I think (i) this would literally never happen, (ii) it technically couldn't quite happen, given at least 1 team would qualify via the challenge cup, so if the actual worst team in the CC qualified it would have to be because they did really well after being knocked down to the challenge cup.

But the 13th-15th teams could qualify and to be fair I didn't think about this as a possibility. I don't think a team should be able to qualify via the Champions Cup if they finish last in their group.

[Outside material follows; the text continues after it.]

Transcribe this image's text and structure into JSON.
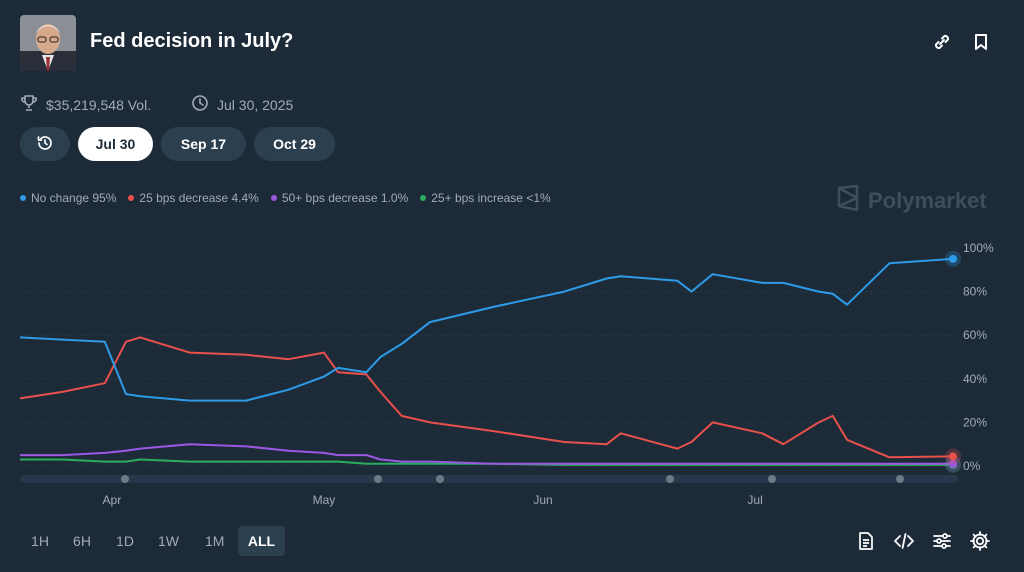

Overall though I like my idea best because my thinking is, each league should get a few qualification spots, and then the rest of the spots should go to the next best teams who have proven an ability to be competitive in the champions cup. The elite French clubs generally make up the bulk of the semi-final spots, but that doesn't (necessarily) mean that the 5th-8th best French clubs would be competitive in a slimmed down champions cup. The CC is always going to be really great competition from the semis onwards, but the issue is that there are some pretty poor showings in the earlier rounds. Reducing the number of teams would help a little bit, but we could improve things further by (i) ensuring that the on-paper "worst" teams in the competition have a track record of performing well in the CC, and (ii) by incentivising teams to prioritise the competition. Teams that have a chance to win the whole thing will always be incentivised to do that, but my system would incentivise teams with no chance of making the final to at least try to win a few group stage matches.


"I'm afraid to say"

Its christmas time; there's no need to be afraid!